Tudo Estava como Deveria Acontecer (Gabriela Goulart Comeli)

GabrielaQuerida mãezinha Jaqueline, querido papai Dilney, começo essa carta com o coração pulsando rapidamente, mas firmando esse recado que lhes trago pedindo a Jesus que nos conceda sua luz e proteção aos nossos corações tão pequenos diante dEle.

Espero vê-los depois desse recado mais firmes e preciso da paz de seus corações para que eu também prossiga na nova jornada que a vida agora me apresenta.

A vovó Amilda me acompanha nesse dia de tanta paz para os nossos corações.

Me lembro que a decisão para a redução do estômago acima de tudo era por condições de saúde pois já me via em apuros com o desconforto,

Exames prévios, tudo sob controle, indicavam que eu poderia ir para a intervenção com segurança, e assim foi feito mamãe e papai, e venho lhes dizer que tudo estava como deveria acontecer.

Recebi orientações da vovó que veio também esclarecer as minhas dúvidas.
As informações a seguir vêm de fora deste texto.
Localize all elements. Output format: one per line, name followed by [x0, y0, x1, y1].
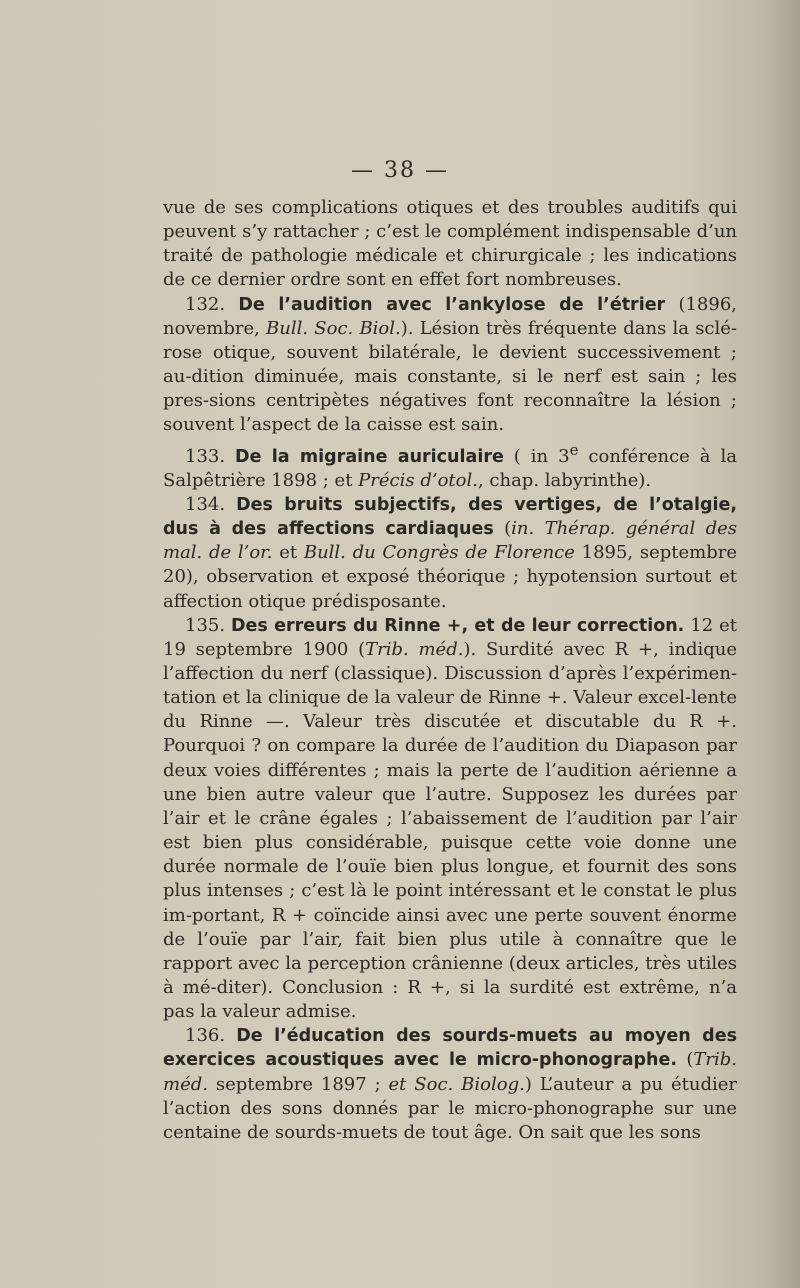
text: (1896, novembre, [163, 293, 737, 339]
source-citation: Trib. méd. [163, 1049, 737, 1095]
source-citation: Bull. Soc. Biol. [266, 317, 401, 339]
text: ). Surdité avec R +, indique l’affection du nerf (classique). Discussion d’après l’expérimen-tation et la clinique de la valeur de Rinne +. Valeur excel-lente du Rinne —. Valeur très discutée et discutable du R +. Pourquoi ? on compare la durée de l’audition du Diapason par deux voies différentes ; mais la perte de l’audition aérienne a une bien autre valeur que l’autre. Supposez les durées par l’air et le crâne égales ; l’abaissement de l’audition par l’air est bien plus considérable, puisque cette voie donne une durée normale de l’ouïe bien plus longue, et fournit des sons plus intenses ; c’est là le point intéressant et le constat le plus im-portant, R + coïncide ainsi avec une perte souvent énorme de l’ouïe par l’air, fait bien plus utile à connaître que le rapport avec la perception crânienne (deux articles, très utiles à mé-diter). Conclusion : R +, si la surdité est extrême, n’a pas la valeur admise. [163, 638, 737, 1023]
entry-title: Des bruits subjectifs, des vertiges, de l’otalgie, dus à des affections cardiaques [163, 494, 737, 540]
entry-number: 134. [185, 493, 226, 515]
text: ). Lésion très fréquente dans la sclé-rose otique, souvent bilatérale, le devient successivement ; au-dition diminuée, mais constante, si le nerf est sain ; les pres-sions centripètes négatives font reconnaître la lésion ; souvent l’aspect de la caisse est sain. [163, 317, 737, 436]
text: et [272, 542, 304, 564]
text: vue de ses complications otiques et des troubles auditifs qui peuvent s’y rattacher ; c’est le complément indispensable d’un traité de pathologie médicale et chirurgicale ; les indications de ce dernier ordre sont en effet fort nombreuses. [163, 197, 737, 291]
entry-134 [163, 493, 737, 614]
entry-title: Des erreurs du Rinne +, et de leur correction. [231, 615, 685, 636]
paragraph-continuation [163, 196, 737, 293]
text: ) L’auteur a pu étudier l’action des sons donnés par le micro-phonographe sur une centaine de sourds-muets de tout âge. On sait que les sons [163, 1073, 737, 1143]
text: ( in 3 [503, 445, 570, 467]
entry-number: 133. [185, 445, 226, 467]
ordinal-superscript: e [569, 440, 579, 459]
entry-number: 135. [185, 614, 226, 636]
page-body [163, 196, 737, 1145]
entry-133 [163, 438, 737, 493]
entry-title: De l’audition avec l’ankylose de l’étrier [238, 294, 666, 315]
source-citation: Trib. méd. [365, 638, 464, 660]
page-number: — 38 — [351, 158, 449, 183]
entry-136 [163, 1024, 737, 1145]
text: , chap. labyrinthe). [477, 469, 652, 491]
entry-132 [163, 293, 737, 438]
text: ( [677, 1049, 694, 1071]
text: 1895, septembre 20), observation et exposé théorique ; hypotension surtout et affection otique prédisposante. [163, 542, 737, 612]
entry-number: 132. [185, 293, 226, 315]
entry-title: De la migraine auriculaire [235, 446, 504, 467]
entry-number: 136. [185, 1025, 226, 1047]
text: conférence à la Salpêtrière 1898 ; et [163, 445, 737, 491]
entry-title: De l’éducation des sourds-muets au moyen des exercices acoustiques avec le micro-phonographe. [163, 1026, 737, 1071]
text: septembre 1897 ; [207, 1073, 389, 1095]
entry-135 [163, 614, 737, 1025]
source-citation: Bull. du Congrès de Florence [303, 542, 575, 564]
source-citation: Précis d’otol. [358, 469, 478, 491]
source-citation: in. Thérap. général des mal. de l’or. [163, 518, 737, 564]
text: ( [493, 518, 512, 540]
source-citation: et Soc. Biolog. [388, 1073, 525, 1095]
text: 12 et 19 septembre 1900 ( [163, 614, 737, 660]
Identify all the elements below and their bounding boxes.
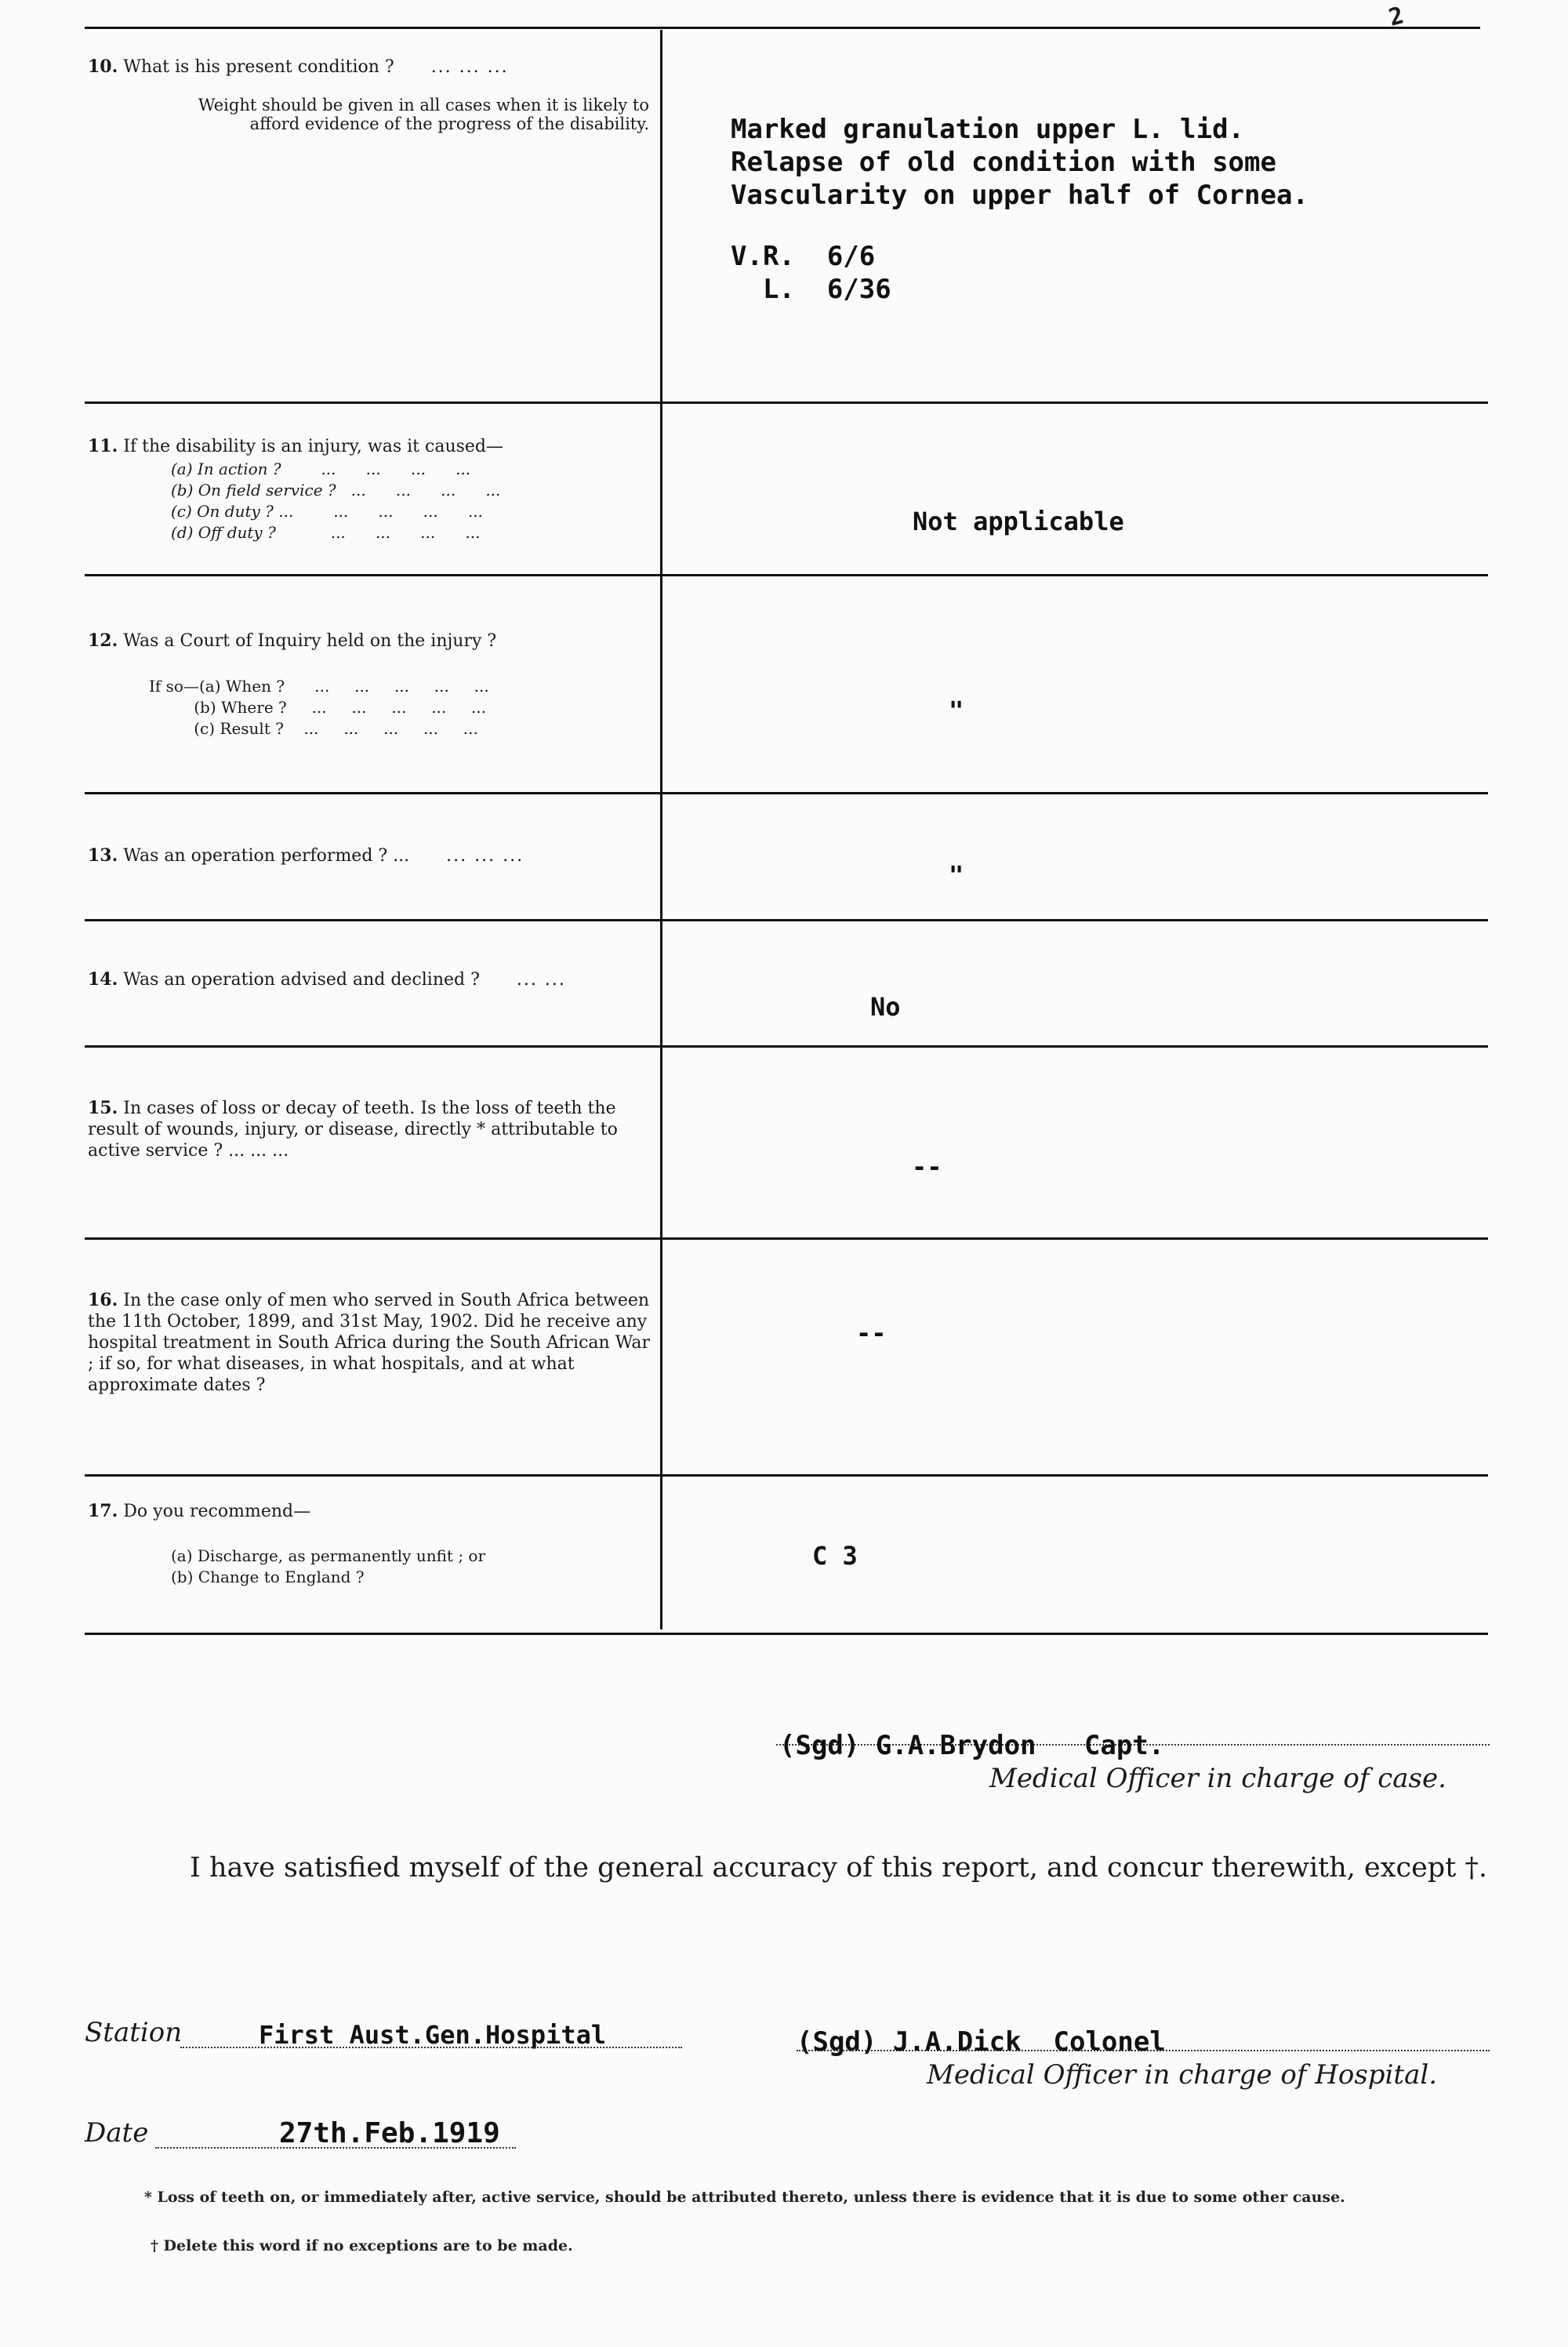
footnote-teeth: * Loss of teeth on, or immediately after, active service, should be attributed thereto, unless there is evidence that it is due to some other cause.: [144, 2189, 1345, 2206]
answer-10: Marked granulation upper L. lid. Relapse of old condition with some Vascularity on upper half of Cornea.: [731, 114, 1308, 211]
row-rule-15: [85, 1237, 1488, 1240]
answer-15: --: [912, 1152, 942, 1182]
question-11-b: (b) On field service ? ... ... ... ...: [171, 481, 501, 500]
date-label: Date: [85, 2117, 149, 2149]
station-value: First Aust.Gen.Hospital: [259, 2020, 607, 2050]
answer-12: ": [949, 696, 964, 725]
answer-13: ": [949, 860, 964, 890]
question-12-a: If so—(a) When ? ... ... ... ... ...: [149, 677, 489, 696]
question-10: 10. What is his present condition ? ... ... ...: [88, 56, 509, 77]
question-17: 17. Do you recommend—: [88, 1501, 311, 1521]
question-12-b: (b) Where ? ... ... ... ... ...: [149, 698, 487, 717]
row-rule-16: [85, 1474, 1488, 1477]
question-12: 12. Was a Court of Inquiry held on the injury ?: [88, 630, 497, 651]
corner-mark: 2: [1385, 2, 1407, 32]
row-rule-14: [85, 1045, 1488, 1048]
question-15: 15. In cases of loss or decay of teeth. Is the loss of teeth the result of wounds, injury, or disease, directly * attributable to active service ? ... ... ...: [88, 1098, 618, 1161]
signature-case-caption: Medical Officer in charge of case.: [989, 1763, 1446, 1794]
answer-17: C 3: [812, 1541, 858, 1571]
row-rule-12: [85, 792, 1488, 794]
concur-statement: I have satisfied myself of the general accuracy of this report, and concur therewith, except †.: [190, 1852, 1488, 1884]
answer-14: No: [870, 992, 901, 1022]
row-rule-11: [85, 574, 1488, 576]
bottom-rule: [85, 1633, 1488, 1635]
row-rule-13: [85, 919, 1488, 921]
question-11: 11. If the disability is an injury, was it caused—: [88, 436, 504, 456]
question-14: 14. Was an operation advised and declined ? ... ...: [88, 969, 566, 990]
question-12-c: (c) Result ? ... ... ... ... ...: [149, 719, 478, 738]
top-rule: [85, 27, 1480, 29]
answer-16: --: [856, 1318, 887, 1348]
question-13: 13. Was an operation performed ? ... ... ... ...: [88, 845, 524, 866]
signature-case-typed: (Sgd) G.A.Brydon Capt.: [779, 1730, 1165, 1761]
date-value: 27th.Feb.1919: [279, 2117, 500, 2149]
signature-hospital-caption: Medical Officer in charge of Hospital.: [927, 2059, 1438, 2091]
question-17-a: (a) Discharge, as permanently unfit ; or: [171, 1546, 486, 1565]
question-16: 16. In the case only of men who served in South Africa between the 11th October, 1899, and 31st May, 1902. Did he receive any hospital treatment in South Africa during the South African War ; if so, for what diseases, in what hospitals, and at what approximate dates ?: [88, 1290, 651, 1395]
question-11-d: (d) Off duty ? ... ... ... ...: [171, 523, 481, 542]
answer-11: Not applicable: [913, 507, 1124, 536]
column-divider: [660, 30, 662, 1629]
question-11-a: (a) In action ? ... ... ... ...: [171, 460, 471, 478]
answer-10-vision: V.R. 6/6 L. 6/36: [731, 241, 891, 305]
question-11-c: (c) On duty ? ... ... ... ... ...: [171, 502, 483, 521]
station-label: Station: [85, 2017, 183, 2048]
footnote-dagger: † Delete this word if no exceptions are to be made.: [151, 2237, 573, 2254]
signature-hospital-typed: (Sgd) J.A.Dick Colonel: [797, 2026, 1166, 2058]
question-17-b: (b) Change to England ?: [171, 1568, 365, 1586]
question-10-note: Weight should be given in all cases when it is likely to afford evidence of the progress of the disability.: [198, 96, 649, 133]
row-rule-10: [85, 401, 1488, 404]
Sei que vocês ficam com a dúvida da posição do médico quando do agravo de minhas condições pós-cirúrgicas.

Nós aprendemos, digo nós porque eu e o Gu, meu irmão Gustavo, aprendemos com vocês a importância da seriedade e da honestidade em nossas vidas.

Eu venho a lhes pedir que não fiquem mais encasquetando com esta questão médica de que a equipe que a equipe que me atendia poderia solicitar qualquer outra providência mesmo externo ao hospital. A vovó veio ao meu encontro a esse respeito acalmando-me o coração. Não houve nenhum atraso na decisão médica para se colocar em outra forma de procedimento quanto a sanar as complicações que vieram. Se fosse diferente a questão eu viria a punho relatar, mas não é o caso papai.

Peço que a calma e a serenidade nos ajudem a entender todo o processo que passamos, e com a sinceridade de sempre eu venho dizer o que a vovó me ensinou ao dizer que se não fosse a complicação que ocorreu eu de alguma forma não teria mais tempo, pois na minha programação eu não poderia continuar mais. Sei que pode parecer difícil compreender essa questão, mas é o que lhes digo na visão que a vovó me passou.

Quantos ainda por aí de repente algo inusitado ocorre como a indicar que é um acidente bobo por exemplo, é o toque que a vida se dispõe para que determinada pessoa cumpra o seu tempo final na experiência física.

Quantos, papai e mamãe, ontem por exemplo, passaram pelo mesmo procedimento cirúrgico e que tenham até tido dificuldades, e estão sob o controle médico com segurança e bem-estar em plena recuperação?

Entendo seus corações tentando reter a filha ao lado, e eu aqui evidentemente que desejaria estar com vocês, com o Gu, mas acima de nós as leis superiores que nos comandam.

Eu lutei de início para entender tudo isso, mas a vovó Amilda me fez ver que meus olhos não poderiam avaliar meu caso com os olhos limitados da vida física.

Agora cabe-nos aceitar com Deus porque a UTI não foi a porta para o fim, nada disso, foi apenas a porta que comandou meu ingresso na nova vida e me vejo em processo seguido de adaptação.

A vovó me trouxe com a sua proteção e bondade, e estou sob seu caloroso com o carinho dela 24 horas por dia, e me vejo bem segura com isso.

Papai e mamãe se tranquilizem, ? Conto com a fé de vocês e sou eu a filha sempre agradecida e ciente que a decisão para a cirurgia era acima de tudo não só uma questão estética, mas de saúde.

Aguardarei o dia a dia vê-los com a mesma saudade que sinto mas com a esperança de que um dia na linha do tempo estaremos nos reunindo.

Que o Gustavo fique bem contando comigo na torcida para o seu melhor.

Quanto à mim vou me restabelecendo bem.

A vida não acabou mamãe e papai, ela só prossegue agora de forma diferente, e Deus nos dará a força para prosseguirmos da melhor forma possível.

É isso aí, vamos em frente.

A filha e irmã com o carinho de sempre, e a saudade viva no coração.

GABRIELA GOULART COMELLI (18/01/2013, 19 anos)

Mensagem psicografada no Centro Espírita Luz e Redenção, em Palhoça-SC, no dia 24 de novembro de 2013, pelo médium Orlando Noronha Carneiro.